La précision dans la mesure du temps est fondamentale concernant certains systèmes comme les GPS, les télécommunications ou encore la synchronisation temporelle des différentes zones du monde. Les horloges atomiques permettent d’atteindre un haut degré de précision, mais les atomes utilisés sont généralement, sur le long terme, affectés par leur environnement extérieur. Des physiciens ont découvert que le lutécium pouvait remédier à ce problème en affichant à la fois une très grande précision et une très grande stabilité.
Une horloge atomique fonctionne via l’immuabilité du rayonnement électromagnétique émis par un électron lors de la transition d’un niveau d’énergie à un autre, stabilisant ainsi le signal oscillant de sortie. Pour ce faire, un laser illumine l’atome à une certaine fréquence, et l’oscillation produite permet d’obtenir le temps avec une grande précision. Selon l’atome utilisé, une horloge atomique peut prendre moins d’une seconde de retard sur 50 millions d’années.

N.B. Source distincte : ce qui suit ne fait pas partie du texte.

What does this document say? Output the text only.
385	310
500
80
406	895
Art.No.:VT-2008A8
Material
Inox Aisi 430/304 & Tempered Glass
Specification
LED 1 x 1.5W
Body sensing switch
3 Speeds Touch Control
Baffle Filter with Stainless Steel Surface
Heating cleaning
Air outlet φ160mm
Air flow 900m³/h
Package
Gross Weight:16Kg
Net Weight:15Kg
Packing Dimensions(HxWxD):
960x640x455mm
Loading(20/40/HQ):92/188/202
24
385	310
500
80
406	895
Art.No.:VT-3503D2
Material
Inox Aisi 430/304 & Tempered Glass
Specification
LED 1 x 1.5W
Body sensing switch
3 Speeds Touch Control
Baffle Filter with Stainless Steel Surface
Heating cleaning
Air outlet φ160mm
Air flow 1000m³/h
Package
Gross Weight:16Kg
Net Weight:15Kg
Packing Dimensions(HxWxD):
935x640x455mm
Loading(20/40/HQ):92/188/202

Cependant, la course à la précision n’est jamais terminée. Une équipe de physiciens singapouriens du Center for Quantum Technologies (CQT) a en effet découvert que par rapport au césium et au rubidium, qui sont aujourd’hui utilisés dans les horloges atomiques, le lutécium offrait une plus grande précision et une plus grande stabilité. « Les véritables performances d’une horloge atomique proviennent des propriétés de l’atome — notamment l’insensibilité de cet atome à son environnement. Je dirais que le lutécium occupe la première place en terme d’insensibilité » explique Murray Barrett, directeur de recherche au CQT. Les résultats ont été publiés dans la revue Nature Communications.
Le lutécium, noté « 71Lu », est le dernier élément de la famille des lanthanides et fait partie des terres rares. Ses applications sont aujourd’hui extrêmement limitées compte-tenu de sa grande rareté et de son prix très élevé. Avec le thulium, le lutécium est le plus rare des lanthanides, présent à hauteur de 0.5 ppm dans la croûte terrestre. Il n’est jamais pur car toujours mêlé aux autres terres rares et le procédé de séparation utilisé fait intervenir une technologie complexe, justifiant son prix élevé.

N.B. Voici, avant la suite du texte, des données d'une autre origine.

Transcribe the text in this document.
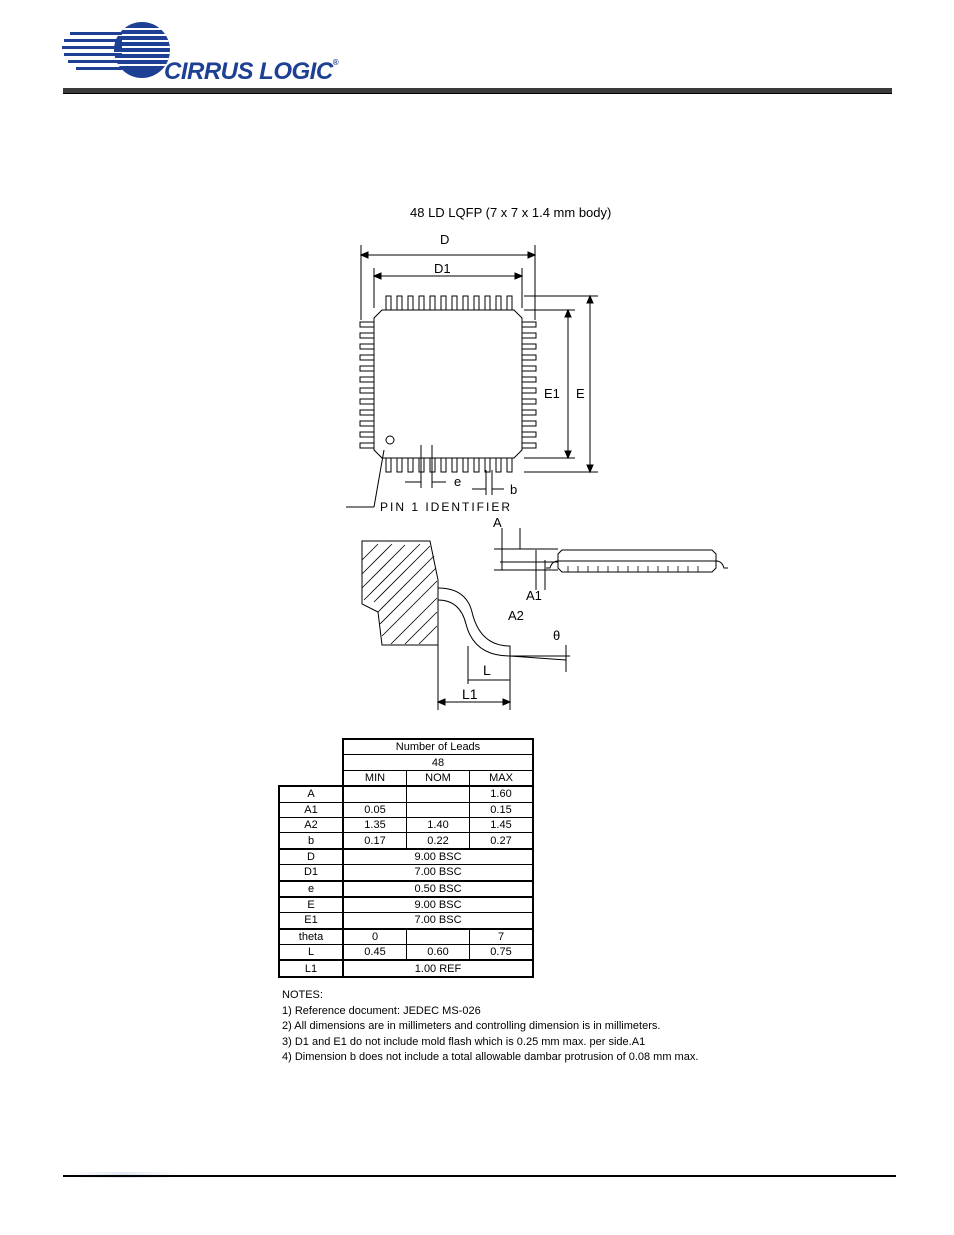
CIRRUS LOGIC®
48 LD LQFP (7 x 7 x 1.4 mm body)
D
D1
E1 E
e
b
PIN 1 IDENTIFIER
A
A1
A2
θ
L
L1
	Number of Leads		
	48		
	MIN	NOM	MAX
A			1.60
A1	0.05		0.15
A2	1.35	1.40	1.45
b	0.17	0.22	0.27
D	9.00 BSC		
D1	7.00 BSC		
e	0.50 BSC		
E	9.00 BSC		
E1	7.00 BSC		
theta	0		7
L	0.45	0.60	0.75
L1	1.00 REF		
NOTES:
1) Reference document: JEDEC MS-026
2) All dimensions are in millimeters and controlling dimension is in millimeters.
3) D1 and E1 do not include mold flash which is 0.25 mm max. per side.A1
4) Dimension b does not include a total allowable dambar protrusion of 0.08 mm max.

Depuis la création de la première horloge atomique en 1955, les scientifiques ont essayé divers atomes afin d’obtenir la précision de mesure la plus haute possible. Le premier élément testé, le césium, oscille à une fréquence micro-onde de 9’192’631’770 périodes de radiation. Au cours des dernières années, des atomes comme le rubidium, le strontium ou l’ytterbium se sont révélés plus rapides et précis. Le lutécium opère également à ces fréquences, mais dispose d’un avantage supplémentaire : il n’est pratiquement pas affecté par les changements de température et de pression extérieurs.
Ce sont ces facteurs environnementaux qui finissent par perturber l’oscillation du quartz dans les montres et, de la même manière, dans les horloges atomiques. « Nous avons clairement montré que le lutécium est le moins sensible à la température des atomes utilisés dans toutes les autres horloges atomiques » explique Kyle Arnold, physicien au CQT. En outre, les auteurs montrent que le lutécium peut être utilisé comme l’ytterbium ; en faire une horloge atomique ne serait donc pas compliqué.
Cette stabilité et cette précision sont extrêmement importantes pour des expériences visant à étudier la gravité, la vitesse de la lumière dans le vide ou encore certains phénomènes quantiques. Bien que cette découverte soit prometteuse, il reste encore du travail avant de pouvoir intégrer efficacement le lutécium à une horloge atomique ; certains obstacles doivent être contournés dans le but d’éviter des imprécisions techniques. « Je ne pense pas que ce soit trop technique et difficile à réaliser, mais je pense que les gens attendent de voir comment cela fonctionne » conclut Murray.